Long-term (2100): The dominant uncertainty is not scientific but societal. Under strong mitigation (SSP1-2.6), rise is projected at 0.38 meters (90% interval: 0.28-0.48 m). Under high emissions (SSP5-8.5), rise is projected at 1.10 meters (90% interval: 0.85-1.35 m). The threefold difference between these scenarios overwhelms all scientific uncertainty. We recommend adaptive infrastructure design: build for the moderate scenario (0.67 m) with expansion capacity for the high scenario (1.10 m).
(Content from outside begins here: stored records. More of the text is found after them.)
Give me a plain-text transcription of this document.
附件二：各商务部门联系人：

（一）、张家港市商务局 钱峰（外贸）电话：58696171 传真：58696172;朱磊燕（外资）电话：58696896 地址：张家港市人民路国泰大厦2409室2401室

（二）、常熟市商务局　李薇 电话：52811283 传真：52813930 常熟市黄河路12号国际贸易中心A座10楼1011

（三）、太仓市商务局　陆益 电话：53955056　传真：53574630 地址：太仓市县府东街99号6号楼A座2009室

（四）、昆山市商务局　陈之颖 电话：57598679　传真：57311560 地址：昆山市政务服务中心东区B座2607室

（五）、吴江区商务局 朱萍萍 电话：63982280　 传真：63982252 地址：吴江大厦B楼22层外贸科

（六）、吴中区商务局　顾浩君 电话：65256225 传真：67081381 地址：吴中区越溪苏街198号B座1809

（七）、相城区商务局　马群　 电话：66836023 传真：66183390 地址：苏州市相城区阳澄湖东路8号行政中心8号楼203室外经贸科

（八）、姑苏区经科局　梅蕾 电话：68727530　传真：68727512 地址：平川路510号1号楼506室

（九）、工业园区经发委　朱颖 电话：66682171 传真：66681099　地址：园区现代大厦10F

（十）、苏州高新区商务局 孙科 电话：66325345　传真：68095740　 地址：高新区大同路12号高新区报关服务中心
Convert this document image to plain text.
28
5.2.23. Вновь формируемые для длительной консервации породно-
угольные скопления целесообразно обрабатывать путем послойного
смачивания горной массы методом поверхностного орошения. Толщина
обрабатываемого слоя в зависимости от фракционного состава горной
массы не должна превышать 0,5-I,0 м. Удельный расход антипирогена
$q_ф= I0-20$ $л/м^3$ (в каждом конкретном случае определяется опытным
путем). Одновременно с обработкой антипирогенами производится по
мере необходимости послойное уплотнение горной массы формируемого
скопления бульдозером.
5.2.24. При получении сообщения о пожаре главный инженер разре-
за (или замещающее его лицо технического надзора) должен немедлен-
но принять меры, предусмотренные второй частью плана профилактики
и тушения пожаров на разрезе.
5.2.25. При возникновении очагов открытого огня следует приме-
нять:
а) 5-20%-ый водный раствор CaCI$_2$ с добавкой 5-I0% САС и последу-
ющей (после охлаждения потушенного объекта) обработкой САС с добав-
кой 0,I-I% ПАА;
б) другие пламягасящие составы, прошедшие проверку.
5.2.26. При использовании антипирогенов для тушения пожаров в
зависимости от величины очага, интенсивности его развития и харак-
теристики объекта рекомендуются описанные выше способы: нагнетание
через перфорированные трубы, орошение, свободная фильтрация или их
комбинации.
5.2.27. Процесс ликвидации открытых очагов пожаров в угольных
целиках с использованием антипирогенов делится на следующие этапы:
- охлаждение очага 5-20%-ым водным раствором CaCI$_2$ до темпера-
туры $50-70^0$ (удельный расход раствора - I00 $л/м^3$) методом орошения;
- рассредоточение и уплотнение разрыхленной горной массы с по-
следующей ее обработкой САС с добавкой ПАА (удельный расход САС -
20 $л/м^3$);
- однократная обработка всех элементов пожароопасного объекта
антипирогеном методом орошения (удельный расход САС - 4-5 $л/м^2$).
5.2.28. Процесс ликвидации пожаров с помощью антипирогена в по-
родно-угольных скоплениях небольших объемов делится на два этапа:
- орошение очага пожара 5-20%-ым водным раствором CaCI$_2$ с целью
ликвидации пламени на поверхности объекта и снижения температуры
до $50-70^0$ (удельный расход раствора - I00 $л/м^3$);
What will not change with better science: The scenario spread (human choices) will remain the dominant source of uncertainty for projections beyond 2060. No amount of improved climate modeling will narrow this gap. What better science can improve is the within-scenario range — currently ±0.08 m for 2050 and ±0.25 m for 2100. Continued investment in ice-sheet observations and cloud feedback research would narrow these ranges by an estimated 20-30% over the next decade.

Lessons

This case study illustrates three principles of uncertainty communication:

Decompose before communicating. A raw prediction interval of "0.22-1.35 meters by 2100" is paralyzing — the range is too wide for infrastructure design. Decomposing into scenario, model, and internal variability reveals that most of the range is not scientific uncertainty but human choice. This reframes the decision from "we don't know enough to plan" to "we know enough to plan adaptively."
Match uncertainty type to action. Epistemic uncertainty calls for research investment. Aleatoric uncertainty calls for robust design that handles the range. Scenario uncertainty calls for policy decisions, not scientific ones. Collapsing all three into a single confidence interval obscures these distinct policy levers.
Calibrate before publishing. Even well-constructed ensembles can be miscalibrated. The conformal correction — small in this case, but potentially large for poorly calibrated models — ensures that the published intervals have a formal coverage guarantee, not just a heuristic one. Policymakers who use these intervals for billion-dollar infrastructure decisions deserve intervals with stated statistical properties.